The open end of the socket comes from the mill at approximately ½”. From the side of the sheet pile, you want to see if there are any areas where the socket is “opening” too wide. The “Ball” comes from the mill at approximately 7/8”, if the socket is opened 7/8” or wider the sheet will not interlock. If the socket is ¾”, the interlock is almost worn out.
RULE OF THUMB: If your index finger (depending on the size) can move freely in the opening of the socket perpendicular to the sheet pile, the interlock is worn out.
The leading female interlock may have the top 12” of one side of the socket cut off.
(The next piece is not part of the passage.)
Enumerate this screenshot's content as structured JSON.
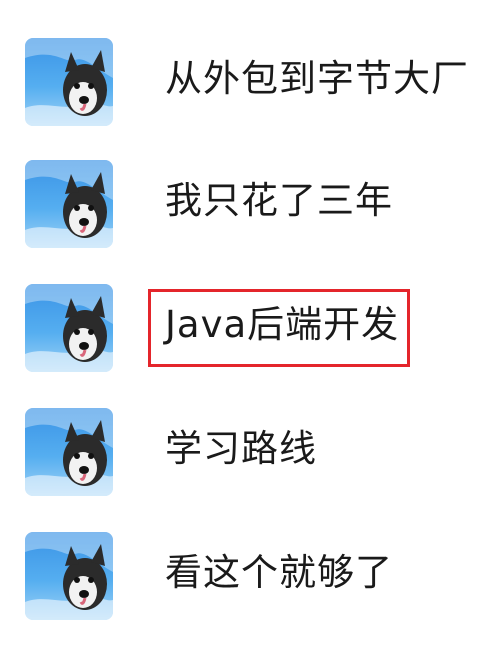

This makes the sheet pile easier to connect to adjacent sheet pile when driving.
Note if any material (Wadit, Adeka, etc.) was placed in the interlock to make the sheet pile more watertight.
BALL (MALE INTERLOCK)
Look down the Ball from the end of the sheet pile to check for any bends or kinks that would make for hard driving conditions.
The Ball comes from the mill at 7/8”. From the side of the sheet pile, make sure the ball is still in tact and not less than 5/8”. Keep your maximum allowable Socket size in mind when determining the acceptable Ball thickness.
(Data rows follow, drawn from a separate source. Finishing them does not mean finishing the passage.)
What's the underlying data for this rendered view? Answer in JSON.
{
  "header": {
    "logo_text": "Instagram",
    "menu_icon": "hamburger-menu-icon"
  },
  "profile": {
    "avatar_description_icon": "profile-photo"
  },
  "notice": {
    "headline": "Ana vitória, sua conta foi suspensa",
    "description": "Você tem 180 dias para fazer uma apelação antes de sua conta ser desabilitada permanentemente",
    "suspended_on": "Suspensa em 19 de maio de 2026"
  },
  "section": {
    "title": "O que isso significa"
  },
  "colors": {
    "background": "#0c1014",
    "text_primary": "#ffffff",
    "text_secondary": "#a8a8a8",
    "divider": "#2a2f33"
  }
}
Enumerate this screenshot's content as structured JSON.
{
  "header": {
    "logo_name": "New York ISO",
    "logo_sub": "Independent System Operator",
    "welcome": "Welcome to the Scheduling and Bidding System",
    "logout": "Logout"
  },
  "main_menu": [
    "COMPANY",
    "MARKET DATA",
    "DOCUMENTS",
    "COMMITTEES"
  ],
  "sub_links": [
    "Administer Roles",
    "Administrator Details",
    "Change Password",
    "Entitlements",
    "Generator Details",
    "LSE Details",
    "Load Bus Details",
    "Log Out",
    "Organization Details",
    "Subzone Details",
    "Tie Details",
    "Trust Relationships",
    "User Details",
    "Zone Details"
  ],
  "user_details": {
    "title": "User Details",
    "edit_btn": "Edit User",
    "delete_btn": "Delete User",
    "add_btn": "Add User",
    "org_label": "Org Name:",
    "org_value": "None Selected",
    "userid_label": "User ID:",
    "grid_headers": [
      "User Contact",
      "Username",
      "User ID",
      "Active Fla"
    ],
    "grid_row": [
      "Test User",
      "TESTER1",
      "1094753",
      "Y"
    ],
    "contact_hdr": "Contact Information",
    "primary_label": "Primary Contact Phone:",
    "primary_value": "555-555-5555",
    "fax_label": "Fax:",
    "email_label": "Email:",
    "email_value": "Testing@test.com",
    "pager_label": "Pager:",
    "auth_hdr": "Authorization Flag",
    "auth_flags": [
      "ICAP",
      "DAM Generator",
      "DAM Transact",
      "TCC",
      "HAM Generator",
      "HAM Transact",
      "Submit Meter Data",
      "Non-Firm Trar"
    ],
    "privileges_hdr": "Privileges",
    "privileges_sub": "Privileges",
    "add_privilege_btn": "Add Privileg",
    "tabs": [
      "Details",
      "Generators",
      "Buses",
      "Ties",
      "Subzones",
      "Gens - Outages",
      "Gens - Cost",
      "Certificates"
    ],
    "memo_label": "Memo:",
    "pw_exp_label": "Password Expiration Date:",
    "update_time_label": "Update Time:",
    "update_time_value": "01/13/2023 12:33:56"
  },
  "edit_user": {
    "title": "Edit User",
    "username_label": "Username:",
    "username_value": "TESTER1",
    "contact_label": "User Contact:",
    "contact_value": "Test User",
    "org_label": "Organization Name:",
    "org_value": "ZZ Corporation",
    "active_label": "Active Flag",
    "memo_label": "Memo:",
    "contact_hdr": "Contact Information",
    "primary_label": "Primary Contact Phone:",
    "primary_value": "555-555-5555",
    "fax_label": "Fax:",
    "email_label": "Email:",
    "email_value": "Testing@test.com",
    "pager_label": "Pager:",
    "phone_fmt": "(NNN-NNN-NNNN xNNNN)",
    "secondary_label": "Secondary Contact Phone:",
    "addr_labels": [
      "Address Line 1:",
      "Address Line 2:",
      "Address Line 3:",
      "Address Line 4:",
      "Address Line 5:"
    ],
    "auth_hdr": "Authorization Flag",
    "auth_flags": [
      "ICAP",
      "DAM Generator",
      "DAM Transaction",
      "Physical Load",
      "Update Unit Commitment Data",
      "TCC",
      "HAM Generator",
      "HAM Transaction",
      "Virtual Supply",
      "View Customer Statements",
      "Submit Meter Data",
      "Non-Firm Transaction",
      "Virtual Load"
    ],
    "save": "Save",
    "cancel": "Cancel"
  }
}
It is acceptable for the sheet pile to have a handling hole at the top of every sheet.
Holes below the top of the sheet pile must be noted. These holes can be patched with a piece of flat bar and a full-length fillet weld around the patch.
Note any coating and weldments.
Look at each end to see if driving caused any bending or hammer “bites” out of the sheet pile. These bites are okay, but must be inspected. The sheet pile may show signs of cracking or splitting at these locations. Cracked and splitting tops must be cut off in a horizontal line just below the lowest sign of cracking.
Used sheet pile is generally priced by the theoretical weight measured down to the nearest whole foot. i.e. 29’-9” = 29’
If sheet piles are spliced it must be noted. Typically, the splice was not designed to transfer loads. The splice a weak spot and will greatly reduce the strength properties of the sheet pile.
Scale rust on the sheet pile surface is common and will not change the strength properties. Pitting rust is a sign of excessive corrosion and signifies that the sheet piles are at the end of their useful life.
Note if the sheet pile is free from mud and debris. Mud on the sheet pile can add weight, requiring more loads for shipping. Mud in the Socket can make the sheet pile more difficult to install, sometimes causing the interlock to fail.